Et d’ajouter que « l’Algérie, aujourd’hui, après quatre mandats du clan Bouteflika, est un pays sans influence, sans ambition, sans envergure ».
Cette analyse rejoint celle de nombreux groupes de réflexion et de prescripteurs d’opinion à travers le monde qui tirent la sonnette d’alarme quant à la situation économique et sociale explosive de l’Algérie.
Le think tank espagnol Real Instituto Elcano a récemment mis en garde contre la reproduction du scénario des « événements catastrophiques » des années 1980 qui plane sur « une Algérie gravement affectée » par le net recul des prix du brut et les répercussions néfastes sur la sécurité régionale, particulièrement au Sahel et dans la Méditerranée occidentale.

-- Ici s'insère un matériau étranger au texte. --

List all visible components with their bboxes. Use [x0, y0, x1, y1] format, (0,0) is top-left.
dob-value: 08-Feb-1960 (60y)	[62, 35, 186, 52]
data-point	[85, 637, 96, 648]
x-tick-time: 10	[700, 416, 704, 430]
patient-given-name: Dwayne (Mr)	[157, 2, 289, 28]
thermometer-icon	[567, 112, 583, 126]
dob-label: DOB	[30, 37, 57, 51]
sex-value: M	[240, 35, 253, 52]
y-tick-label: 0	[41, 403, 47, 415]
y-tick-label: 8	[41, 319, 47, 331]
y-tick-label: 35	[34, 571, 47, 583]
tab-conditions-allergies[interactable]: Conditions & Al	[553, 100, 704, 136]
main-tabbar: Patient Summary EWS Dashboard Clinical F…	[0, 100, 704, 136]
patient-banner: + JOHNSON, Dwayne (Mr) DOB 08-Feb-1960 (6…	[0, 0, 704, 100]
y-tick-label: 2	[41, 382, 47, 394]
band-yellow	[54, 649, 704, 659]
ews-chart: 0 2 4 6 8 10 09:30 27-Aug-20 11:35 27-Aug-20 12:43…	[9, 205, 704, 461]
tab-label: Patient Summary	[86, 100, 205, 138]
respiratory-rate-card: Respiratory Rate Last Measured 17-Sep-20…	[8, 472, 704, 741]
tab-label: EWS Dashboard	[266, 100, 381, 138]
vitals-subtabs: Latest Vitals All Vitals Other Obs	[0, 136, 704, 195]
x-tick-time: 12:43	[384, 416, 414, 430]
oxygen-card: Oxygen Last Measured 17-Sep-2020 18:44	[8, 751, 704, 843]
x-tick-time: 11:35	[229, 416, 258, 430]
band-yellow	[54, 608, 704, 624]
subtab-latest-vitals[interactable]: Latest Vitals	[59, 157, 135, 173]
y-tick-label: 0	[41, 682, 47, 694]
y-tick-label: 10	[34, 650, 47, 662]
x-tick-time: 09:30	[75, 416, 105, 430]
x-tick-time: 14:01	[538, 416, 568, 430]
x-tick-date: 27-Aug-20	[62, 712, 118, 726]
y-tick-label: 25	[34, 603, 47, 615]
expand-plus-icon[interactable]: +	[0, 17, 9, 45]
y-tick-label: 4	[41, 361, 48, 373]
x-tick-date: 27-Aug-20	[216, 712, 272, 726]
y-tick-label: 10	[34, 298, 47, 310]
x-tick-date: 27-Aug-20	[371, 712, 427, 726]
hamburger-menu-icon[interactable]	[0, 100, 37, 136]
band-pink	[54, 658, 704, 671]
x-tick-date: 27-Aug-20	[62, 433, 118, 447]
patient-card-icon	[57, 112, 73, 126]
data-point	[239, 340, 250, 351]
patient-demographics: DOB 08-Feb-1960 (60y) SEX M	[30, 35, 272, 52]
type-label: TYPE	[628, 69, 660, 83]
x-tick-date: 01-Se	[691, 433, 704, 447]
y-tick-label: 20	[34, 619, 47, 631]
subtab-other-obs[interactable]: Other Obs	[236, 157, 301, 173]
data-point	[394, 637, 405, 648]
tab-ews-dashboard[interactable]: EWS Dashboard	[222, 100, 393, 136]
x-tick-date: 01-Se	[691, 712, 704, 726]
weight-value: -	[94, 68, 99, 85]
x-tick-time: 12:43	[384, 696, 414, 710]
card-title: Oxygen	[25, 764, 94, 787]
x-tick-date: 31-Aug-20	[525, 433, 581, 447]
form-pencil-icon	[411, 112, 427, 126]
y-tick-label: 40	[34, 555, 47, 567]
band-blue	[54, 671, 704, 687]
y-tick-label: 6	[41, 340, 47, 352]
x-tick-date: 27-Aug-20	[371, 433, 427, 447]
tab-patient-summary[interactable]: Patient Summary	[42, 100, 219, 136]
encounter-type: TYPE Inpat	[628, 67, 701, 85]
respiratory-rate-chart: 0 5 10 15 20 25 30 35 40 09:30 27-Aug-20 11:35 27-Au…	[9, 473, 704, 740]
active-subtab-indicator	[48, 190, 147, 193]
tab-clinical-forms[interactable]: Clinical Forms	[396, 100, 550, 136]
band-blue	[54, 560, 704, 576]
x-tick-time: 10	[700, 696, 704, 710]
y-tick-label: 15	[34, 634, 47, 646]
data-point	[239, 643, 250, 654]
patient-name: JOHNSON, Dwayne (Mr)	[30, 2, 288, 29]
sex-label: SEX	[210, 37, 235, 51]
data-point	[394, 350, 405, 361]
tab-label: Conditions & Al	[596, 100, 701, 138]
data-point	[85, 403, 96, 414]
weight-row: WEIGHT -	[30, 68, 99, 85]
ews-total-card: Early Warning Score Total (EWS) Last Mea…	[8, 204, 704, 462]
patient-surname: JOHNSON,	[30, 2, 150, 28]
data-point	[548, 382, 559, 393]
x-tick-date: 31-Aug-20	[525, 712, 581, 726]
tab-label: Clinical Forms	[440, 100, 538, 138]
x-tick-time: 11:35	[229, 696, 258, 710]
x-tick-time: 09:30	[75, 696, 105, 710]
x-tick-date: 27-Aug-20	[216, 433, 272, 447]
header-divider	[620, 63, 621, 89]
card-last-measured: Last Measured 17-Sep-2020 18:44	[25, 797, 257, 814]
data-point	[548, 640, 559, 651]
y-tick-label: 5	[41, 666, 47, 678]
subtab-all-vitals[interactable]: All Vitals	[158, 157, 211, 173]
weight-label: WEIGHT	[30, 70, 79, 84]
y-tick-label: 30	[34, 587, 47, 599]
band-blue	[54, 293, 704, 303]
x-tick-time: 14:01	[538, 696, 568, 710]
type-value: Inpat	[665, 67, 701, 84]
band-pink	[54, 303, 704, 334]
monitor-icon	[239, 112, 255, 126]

Le même constat est partagé par le groupe de réflexion européen « International Crisis group », dans un rapport publié, lundi à Bruxelles, qui exprime de sérieuses inquiétudes quant à la situation dans le pays.
Dans un rapport intitulé «Sud de l’Algérie : turbulences à l’horizon », le rapport de ce think tank européen souligne que l’Algérie, confrontée aux défis économiques les plus importants des dernières décennies en raison du recul de la production pétrolière et de la baisse des prix internationaux, « est de moins en moins en mesure de substituer la dépense publique à une politique inclusive et à la bonne gouvernance».
Et d’ajouter que « les autorités centrales d’Alger, qui ont tendance à regarder le mécontentement local avec méfiance, sous-estiment son ampleur. Elles continuent de raisonner en termes de subventions, de répression et de maintien de l’ordre ».